OSU is working to share information about some of its more successful programs, such as the College Assistance Migrant Program for children of migrant families; the Educational Opportunities Program, a resource for students of color, students with disabilities, low-income students, veterans and others; and TRiO Student Support Services, a program aimed at boosting student retention.
"OSU expects that the learning from the partner institutions will also help us in our Student Success Initiative," said Sabah Randhawa, provost and executive vice president. "This is focused on expanding strategies to recruit and retain diverse and high-achieving students, raise and equalize retention and success for all learners, and make high-impact learning the hallmark of OSU undergraduate education."
Oregon State's Ecampus online education program is also an enormous success, and one key to providing higher education to students who need to control costs, cannot leave home to attend college, or have other constraints on conventional college attendance.
OSU Ecampus now delivers more than 40 degree and certificate programs to students in all 50 states and more than 40 countries, and in January 2016 its online bachelor's degree programs were ranked in the top 10 in the nation by U.S. News and World Report for the second straight year. Its growth has been extraordinary. Just in the academic year 2014-15, the number of true distance students at OSU increased by 39 percent to 6,913.
"Many of our distance learners are first-generation college students who can't attend classes on campus because of work or family obligations," said Ecampus Executive Director Lisa L. Templeton. "We're proud to give students worldwide a path forward by providing access to an Oregon State education at a sustainable cost."
Officials of the University Innovation Alliance say it's the first time a group of large, public research universities have proactively organized to identify solutions that could increase retention and graduation rates.

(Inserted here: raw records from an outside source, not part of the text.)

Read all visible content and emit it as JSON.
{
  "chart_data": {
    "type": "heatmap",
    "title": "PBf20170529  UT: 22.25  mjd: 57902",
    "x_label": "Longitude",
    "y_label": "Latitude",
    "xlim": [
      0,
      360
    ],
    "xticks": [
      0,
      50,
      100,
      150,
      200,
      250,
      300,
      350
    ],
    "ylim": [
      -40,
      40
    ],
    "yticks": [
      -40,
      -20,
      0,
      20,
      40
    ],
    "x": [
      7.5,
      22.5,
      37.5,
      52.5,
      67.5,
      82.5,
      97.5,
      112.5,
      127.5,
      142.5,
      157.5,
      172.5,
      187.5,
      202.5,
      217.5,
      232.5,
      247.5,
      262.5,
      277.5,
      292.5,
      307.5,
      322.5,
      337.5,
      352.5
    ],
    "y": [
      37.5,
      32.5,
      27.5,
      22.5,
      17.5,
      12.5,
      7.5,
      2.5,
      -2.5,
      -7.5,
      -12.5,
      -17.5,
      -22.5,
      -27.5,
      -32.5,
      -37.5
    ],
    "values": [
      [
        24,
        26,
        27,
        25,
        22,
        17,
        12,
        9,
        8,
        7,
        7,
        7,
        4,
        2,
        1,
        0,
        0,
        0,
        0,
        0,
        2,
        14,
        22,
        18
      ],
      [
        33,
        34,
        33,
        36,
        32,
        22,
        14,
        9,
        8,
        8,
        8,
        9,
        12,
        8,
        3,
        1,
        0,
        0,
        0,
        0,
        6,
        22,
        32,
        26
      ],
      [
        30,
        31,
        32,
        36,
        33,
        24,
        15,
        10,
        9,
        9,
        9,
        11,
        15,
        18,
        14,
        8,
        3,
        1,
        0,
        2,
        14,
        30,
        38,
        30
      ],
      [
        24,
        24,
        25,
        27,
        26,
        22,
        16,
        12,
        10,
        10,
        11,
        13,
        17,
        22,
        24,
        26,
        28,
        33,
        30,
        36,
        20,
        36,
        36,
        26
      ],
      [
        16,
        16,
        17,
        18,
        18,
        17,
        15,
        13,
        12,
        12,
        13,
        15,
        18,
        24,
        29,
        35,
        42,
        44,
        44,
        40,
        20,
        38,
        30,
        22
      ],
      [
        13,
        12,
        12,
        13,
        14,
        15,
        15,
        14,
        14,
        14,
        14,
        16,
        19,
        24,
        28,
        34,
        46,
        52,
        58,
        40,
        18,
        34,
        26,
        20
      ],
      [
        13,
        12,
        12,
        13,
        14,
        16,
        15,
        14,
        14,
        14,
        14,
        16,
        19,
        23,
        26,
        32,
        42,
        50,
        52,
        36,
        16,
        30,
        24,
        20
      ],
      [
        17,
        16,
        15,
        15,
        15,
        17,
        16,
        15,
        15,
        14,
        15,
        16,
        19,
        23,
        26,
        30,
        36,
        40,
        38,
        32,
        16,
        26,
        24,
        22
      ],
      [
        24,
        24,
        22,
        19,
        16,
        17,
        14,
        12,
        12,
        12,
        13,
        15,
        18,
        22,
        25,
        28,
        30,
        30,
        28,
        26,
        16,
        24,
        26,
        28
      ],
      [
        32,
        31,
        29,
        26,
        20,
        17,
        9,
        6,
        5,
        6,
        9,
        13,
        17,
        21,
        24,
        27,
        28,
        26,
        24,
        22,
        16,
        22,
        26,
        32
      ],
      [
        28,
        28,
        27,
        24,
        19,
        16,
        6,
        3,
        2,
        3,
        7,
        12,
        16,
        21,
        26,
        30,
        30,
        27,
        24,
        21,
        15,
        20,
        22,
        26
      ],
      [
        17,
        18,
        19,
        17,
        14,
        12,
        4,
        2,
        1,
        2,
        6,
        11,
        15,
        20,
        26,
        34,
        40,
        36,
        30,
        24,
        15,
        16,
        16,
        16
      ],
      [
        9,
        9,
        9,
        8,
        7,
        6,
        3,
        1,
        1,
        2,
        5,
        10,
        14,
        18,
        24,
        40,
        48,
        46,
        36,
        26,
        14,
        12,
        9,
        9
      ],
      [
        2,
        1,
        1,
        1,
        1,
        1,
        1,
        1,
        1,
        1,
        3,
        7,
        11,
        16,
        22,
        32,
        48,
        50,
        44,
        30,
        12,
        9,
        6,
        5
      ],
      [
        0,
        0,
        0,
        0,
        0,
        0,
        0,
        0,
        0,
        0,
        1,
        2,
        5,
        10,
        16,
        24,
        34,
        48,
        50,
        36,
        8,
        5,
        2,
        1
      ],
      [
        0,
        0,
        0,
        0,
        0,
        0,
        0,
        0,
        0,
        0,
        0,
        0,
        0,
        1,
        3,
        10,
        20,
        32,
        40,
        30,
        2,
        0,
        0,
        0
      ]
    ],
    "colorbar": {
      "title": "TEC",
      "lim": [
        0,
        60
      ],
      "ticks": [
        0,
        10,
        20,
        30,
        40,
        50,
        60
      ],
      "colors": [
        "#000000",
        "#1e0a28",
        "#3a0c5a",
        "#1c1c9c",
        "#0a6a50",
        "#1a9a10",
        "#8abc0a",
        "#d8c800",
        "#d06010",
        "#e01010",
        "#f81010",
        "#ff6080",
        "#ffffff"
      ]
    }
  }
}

Almost 400,000 students attend the 11 universities involved in this program.
"This level of collaboration among universities is unprecedented," said Susana Rivera-Mills, OSU vice provost and dean for undergraduate studies.
"It is the way of the future. If we are to significantly increase the number of students who achieve a quality college education, and meet the demands of a growing global society, then our future as an institution of higher education will depend on the extent to which we can collaborate, innovate, and quickly move our goals forward in partnership with other institutions."